Shares of electric vehicle (EV) maker Fisker (NYSE: FSR) tanked last week after the company released its third-quarter financial and operational report. The stock is down 36% since last week’s report.
But the EV start-up provided another update on Friday, and investors are now buying the dip. Shares popped as much as 11% this morning, and remained higher by 6.7% as of 10:35 a.m. ET.
Investors crushed the stock after the company said it only delivered about 1,100 vehicles in the third quarter even after it produced 4,725 EVs. The company noted in the release that deliveries accelerated in October, but that didn’t stem the flow out of the stock.
On Friday, Fisker said it had “changed its distribution strategy to rapidly increase global sales and deliveries.” That has led to a record day for deliveries of its Ocean electric SUV. The 107 vehicles delivered last Thursday represented about 10% of what it shipped in the entire third quarter in just a single day. Fisker said its new strategy includes staffing its own delivery locations with Fisker employees. It also has added transportation logistics partners to more quickly deliver customers’ vehicles.

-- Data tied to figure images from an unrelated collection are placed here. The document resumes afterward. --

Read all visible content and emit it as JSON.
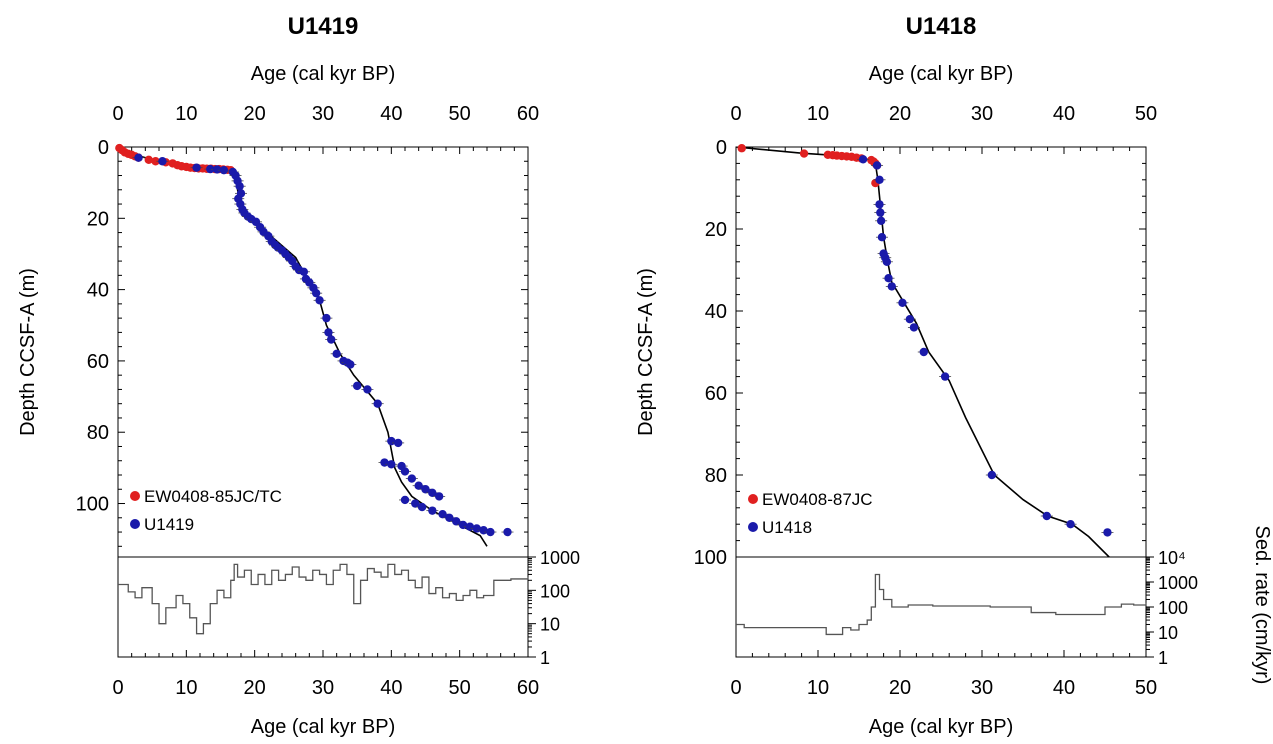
{
  "chart_data": [
    {
      "type": "scatter",
      "title": "U1419",
      "xlabel_top": "Age (cal kyr BP)",
      "xlabel_bottom": "Age (cal kyr BP)",
      "ylabel": "Depth CCSF-A (m)",
      "xlim": [
        0,
        60
      ],
      "ylim": [
        0,
        115
      ],
      "y_inverted": true,
      "x_ticks": [
        "0",
        "10",
        "20",
        "30",
        "40",
        "50",
        "60"
      ],
      "y_ticks": [
        "0",
        "20",
        "40",
        "60",
        "80",
        "100"
      ],
      "legend_position": "bottom-left",
      "series": [
        {
          "name": "EW0408-85JC/TC",
          "color": "#e02020",
          "x": [
            0.2,
            0.6,
            1.0,
            1.5,
            2.0,
            2.5,
            3.0,
            4.5,
            5.5,
            7.0,
            8.0,
            8.7,
            9.3,
            10.0,
            10.6,
            11.2,
            11.8,
            12.4,
            13.0,
            13.6,
            14.2,
            14.8,
            15.4,
            16.0,
            16.5
          ],
          "y": [
            0.3,
            0.9,
            1.5,
            1.9,
            2.2,
            2.6,
            3.0,
            3.6,
            4.0,
            4.3,
            4.6,
            5.1,
            5.4,
            5.6,
            5.8,
            5.9,
            6.0,
            6.0,
            6.1,
            6.1,
            6.2,
            6.2,
            6.3,
            6.4,
            6.5
          ]
        },
        {
          "name": "U1419",
          "color": "#1a1aaa",
          "x": [
            3.0,
            6.5,
            11.5,
            13.5,
            14.5,
            15.5,
            16.8,
            17.2,
            17.5,
            17.8,
            18.0,
            17.6,
            17.9,
            18.2,
            18.5,
            19.0,
            19.5,
            20.2,
            20.8,
            21.3,
            22.0,
            22.5,
            23.0,
            23.4,
            24.0,
            24.5,
            25.0,
            25.5,
            26.0,
            26.5,
            27.2,
            27.5,
            28.0,
            28.6,
            29.0,
            29.5,
            30.5,
            30.8,
            31.2,
            32.0,
            33.0,
            33.6,
            34.0,
            35.0,
            36.5,
            38.0,
            40.0,
            41.0,
            39.0,
            40.0,
            41.5,
            42.0,
            43.0,
            44.0,
            45.0,
            46.0,
            47.0,
            42.0,
            43.5,
            44.5,
            46.0,
            47.5,
            48.5,
            49.5,
            50.5,
            51.5,
            52.5,
            53.5,
            54.5,
            57.0
          ],
          "y": [
            3.0,
            4.0,
            5.8,
            6.2,
            6.3,
            6.5,
            7.0,
            8.0,
            9.5,
            11.0,
            13.0,
            14.5,
            16.0,
            17.5,
            18.5,
            19.5,
            20.2,
            21.0,
            22.5,
            23.8,
            25.0,
            26.5,
            27.5,
            28.2,
            29.0,
            30.0,
            31.0,
            32.0,
            33.5,
            34.5,
            35.0,
            37.0,
            38.0,
            39.5,
            41.0,
            43.0,
            48.0,
            52.0,
            54.0,
            58.0,
            60.0,
            60.5,
            61.0,
            67.0,
            68.0,
            72.0,
            82.5,
            83.0,
            88.5,
            89.0,
            89.5,
            91.0,
            93.0,
            95.0,
            96.0,
            97.0,
            98.0,
            99.0,
            100.0,
            101.0,
            102.0,
            103.0,
            104.0,
            105.0,
            106.0,
            106.5,
            107.0,
            107.5,
            108.0,
            108.0
          ]
        }
      ],
      "age_model_line": {
        "x": [
          0,
          3,
          6,
          10,
          12,
          14,
          16.8,
          17.3,
          17.7,
          18.5,
          20,
          23,
          26,
          28,
          29.5,
          30.5,
          32.5,
          34.5,
          38,
          39.5,
          40.5,
          41.5,
          43,
          46,
          50,
          53,
          54
        ],
        "y": [
          0,
          2.5,
          4,
          5.5,
          6,
          6.3,
          6.8,
          10,
          14,
          18,
          21,
          26,
          31,
          38,
          43,
          50,
          58,
          64,
          72,
          80,
          90,
          94,
          98,
          102,
          106,
          109,
          112
        ]
      },
      "sed_rate_panel": {
        "ylabel": "Sed. rate (cm/kyr)",
        "scale": "log",
        "ylim": [
          1,
          1000
        ],
        "y_ticks": [
          "1",
          "10",
          "100",
          "1000"
        ],
        "x": [
          0,
          1.5,
          2.5,
          3.5,
          5,
          6,
          7,
          8.5,
          9.5,
          10.5,
          11.5,
          12.5,
          13.5,
          14.5,
          15.5,
          16.5,
          17,
          17.5,
          18.5,
          19.5,
          20.5,
          21.5,
          22.5,
          23.5,
          24.5,
          25.5,
          26.5,
          27.5,
          28.5,
          29.5,
          30.5,
          31.5,
          32.5,
          33.5,
          34.5,
          35.5,
          36.5,
          37.5,
          38.5,
          39.5,
          40.5,
          41.5,
          42.5,
          43.5,
          44.5,
          45.5,
          46.5,
          47.5,
          48.5,
          49.5,
          50.5,
          51.5,
          52.5,
          53.5,
          55,
          57.5,
          60
        ],
        "values": [
          150,
          90,
          60,
          120,
          40,
          10,
          30,
          70,
          40,
          15,
          5,
          10,
          40,
          100,
          60,
          200,
          600,
          250,
          400,
          150,
          300,
          150,
          400,
          200,
          300,
          500,
          250,
          200,
          400,
          300,
          150,
          400,
          600,
          300,
          40,
          200,
          450,
          350,
          250,
          600,
          300,
          400,
          200,
          120,
          250,
          80,
          120,
          60,
          80,
          50,
          70,
          100,
          60,
          70,
          200,
          220,
          250
        ]
      }
    },
    {
      "type": "scatter",
      "title": "U1418",
      "xlabel_top": "Age (cal kyr BP)",
      "xlabel_bottom": "Age (cal kyr BP)",
      "ylabel": "Depth CCSF-A (m)",
      "xlim": [
        0,
        50
      ],
      "ylim": [
        0,
        100
      ],
      "y_inverted": true,
      "x_ticks": [
        "0",
        "10",
        "20",
        "30",
        "40",
        "50"
      ],
      "y_ticks": [
        "0",
        "20",
        "40",
        "60",
        "80",
        "100"
      ],
      "legend_position": "bottom-left",
      "series": [
        {
          "name": "EW0408-87JC",
          "color": "#e02020",
          "x": [
            0.7,
            8.3,
            11.2,
            11.8,
            12.3,
            12.9,
            13.5,
            14.1,
            14.7,
            15.3,
            16.5,
            16.8,
            17.0,
            17.2,
            17.0
          ],
          "y": [
            0.3,
            1.6,
            1.9,
            2.0,
            2.1,
            2.2,
            2.3,
            2.4,
            2.6,
            2.8,
            3.2,
            3.6,
            4.0,
            4.5,
            8.8
          ]
        },
        {
          "name": "U1418",
          "color": "#1a1aaa",
          "x": [
            15.5,
            17.2,
            17.5,
            17.5,
            17.6,
            17.7,
            17.8,
            18.0,
            18.2,
            18.4,
            18.6,
            19.0,
            20.3,
            21.2,
            21.7,
            22.9,
            25.5,
            31.2,
            37.9,
            40.8,
            45.3
          ],
          "y": [
            3.0,
            4.5,
            8.0,
            14.0,
            16.0,
            18.0,
            22.0,
            26.0,
            27.0,
            28.0,
            32.0,
            34.0,
            38.0,
            42.0,
            44.0,
            50.0,
            56.0,
            80.0,
            90.0,
            92.0,
            94.0
          ]
        }
      ],
      "age_model_line": {
        "x": [
          0,
          8,
          11,
          14,
          16,
          17,
          17.3,
          17.6,
          18,
          18.5,
          19,
          20.5,
          22,
          23.5,
          26,
          28,
          31.5,
          35,
          38,
          41,
          43,
          45.5
        ],
        "y": [
          0,
          1.5,
          1.9,
          2.4,
          3.0,
          4.0,
          8.0,
          14.0,
          22.0,
          28.0,
          33.0,
          38.0,
          43.0,
          50.0,
          57.0,
          66.0,
          80.0,
          86.0,
          90.0,
          92.0,
          95.0,
          100.0
        ]
      },
      "sed_rate_panel": {
        "ylabel": "Sed. rate (cm/kyr)",
        "scale": "log",
        "ylim": [
          1,
          10000
        ],
        "y_ticks": [
          "1",
          "10",
          "100",
          "1000",
          "10⁴"
        ],
        "x": [
          0,
          1,
          4,
          7.5,
          11,
          13,
          14,
          15,
          16,
          16.5,
          17,
          17.5,
          18,
          19,
          21,
          24,
          31,
          36,
          39,
          43,
          45,
          47,
          48.5,
          50
        ],
        "values": [
          20,
          15,
          15,
          15,
          8,
          15,
          12,
          20,
          30,
          100,
          2000,
          500,
          200,
          100,
          120,
          110,
          100,
          60,
          50,
          50,
          100,
          130,
          120,
          150
        ]
      }
    }
  ]
}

The improvement on deliveries will make a big difference in revenue, but it really is just an incremental — though important — improvement for the overall business. The record day of deliveries last week generated more than $7.5 million in revenue for Fisker. For perspective, compare that single day to the nearly $72 million it generated for the entire third quarter.
But Fisker still has a long way to go to achieve profitability. It is counting on a growing slate of vehicle offerings, including an affordable car meant for urban life and a pickup truck due to launch in the next few years.
While investors are noting the progress reported on Friday, the stock likely won’t have a meaningful catalyst to recover its recent losses until the company shows it can sustain a growing production and delivery rate.